Beplanting in je tuin
Niets is leuker om je tuin te voorzien van nieuwe planten. Maar let wel op hoe je de planten neerzet, anders kan het namelijk erg rommelig er uit gaan zien. Een plantenboek is een handig hulpmiddel voor het uitzoeken van mooie tuinplanten. Maar ook het internet geeft veel informatie over verschillende tuinplanten.
Tuinplanten kopen
Als je
tuinplanten gaat kopen voor in je tuin, bedenk dan eerst goed wat je in je tuin wil hebben en waar. Let op plekken in je tuin waar weinig zonlicht komt en waar veel zonlicht komt. Zoek op het internet of neem een tuinplantenboek bij de hand, en schrijf de plantnamen op van de planten die jij mooi vind en in je tuin wilt hebben staan. Als je dat hebt gedaan, ga dan pas naar een tuincentrum om je planten te halen. Vraag een medewerker van het tuincentrum om je te helpen. Geef hem of haar de lijst met planten die wilt hebben. De medewerker weet vaak precies waar alles staat en/of ze de planten momenteel wel of niet hebben. Vraag meteen ook even advies hoe de plant verzorgd moet worden.
Tuinplanten planten
Als je al je planten thuis hebt ga je als volgt te werk: Sorteer eerst de planten op schaduw, halfschaduw, of volle zon. Dompel vervolgens alle planten met hun pot even in een emmer met water, zodat de aarde zich goed vol kan zuigen met water. Dit is nodig omdat de planten hun wortels vlak na het planten nog niet hebben kunnen verspreiden. De eerste paar weken kunnen ze alleen water opnemen met de kluit wortels direct onder zich. Daarom is het ook zo belangrijk om na het planten de planten regelmatig water te geven. Vervolgens begin je eerst met de grootste plante.. De grootste planten komen achterin je tuin te staan. Schat even in hoe groot de wortel kluit is en graaf het gat waar de plant in moet komen te staan. Als het gat klaar is pas de kluit er even in. Het gat mag niet dieper zijn dan de bovenkant van de wortelkluit. Als de grond erg droog is, gooi dan een emmer met water in het gat, en laat het water dan wegtrekken in de grond. Tot slot zet je de plant met de kluit in het gat en gooi je de rest van de ruimte dicht met bij voorkeur verse aarde. Aarde om de kluit goed aanstampen.

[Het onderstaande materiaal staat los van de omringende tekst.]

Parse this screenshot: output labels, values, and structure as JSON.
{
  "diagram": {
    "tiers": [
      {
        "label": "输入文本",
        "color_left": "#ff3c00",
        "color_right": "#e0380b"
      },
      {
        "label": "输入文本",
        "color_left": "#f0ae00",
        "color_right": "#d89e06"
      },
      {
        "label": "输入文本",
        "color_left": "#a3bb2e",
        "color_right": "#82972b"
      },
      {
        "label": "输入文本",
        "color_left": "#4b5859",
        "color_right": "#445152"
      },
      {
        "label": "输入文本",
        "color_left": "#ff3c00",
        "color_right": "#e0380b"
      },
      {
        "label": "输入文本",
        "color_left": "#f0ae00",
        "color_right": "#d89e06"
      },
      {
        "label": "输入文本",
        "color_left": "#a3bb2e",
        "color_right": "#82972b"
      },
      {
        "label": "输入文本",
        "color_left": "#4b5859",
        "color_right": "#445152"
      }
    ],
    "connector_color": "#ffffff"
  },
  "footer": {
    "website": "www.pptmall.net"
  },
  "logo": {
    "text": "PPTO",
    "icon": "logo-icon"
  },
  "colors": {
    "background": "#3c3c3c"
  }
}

Als je alle gote planten hebt geplant, dan ga je verder met de middelgrote planten. De middelgrote planten zet je voor de grote planten neer. Het planten gaat op precies dezelfde manier. Tot slot heb je dan nog de kleine plantjes. Deze plant je weer voor de middelgrote planten. Stamp hier de kluit alleen niet aan met je voet, maar gebruik hiervoor je handen. Hun wortels zijn veel kleiner en gevoeliger als van de grote planten, met je voet zal je de wortels stuk trappen.
Klaar
Als je alle planten in je tuin hebt staan, ga dan even op een afstandje staan, om te kijken of het zo naar je zin is. Doe dit ook af en toe tussen het planten door. Ben je dan niet helemaal tevreden over de plaats van de plant, dan kan je de plant nog even verplaatsen. Ziet je tuin er georginiseerd uit en niet te rommelig, dan heb je het goed gedaan. Door met grote planten achteraan te beginnen en met kleine planten vooraan te eindigen, maak je ook meteen een wijds effect. Je plant eigenlijk gewoon trapsgewijs. Op deze manier van planten zie je niet alleen alle planten, maar optisch lijkt je tuin ook veel groter. Let wel op dat je je tuin niet te vol zet met planten, want hou er rekening mee: Planten groeien! En ze hebben wel de ruimte nodig om te kunnen groeien.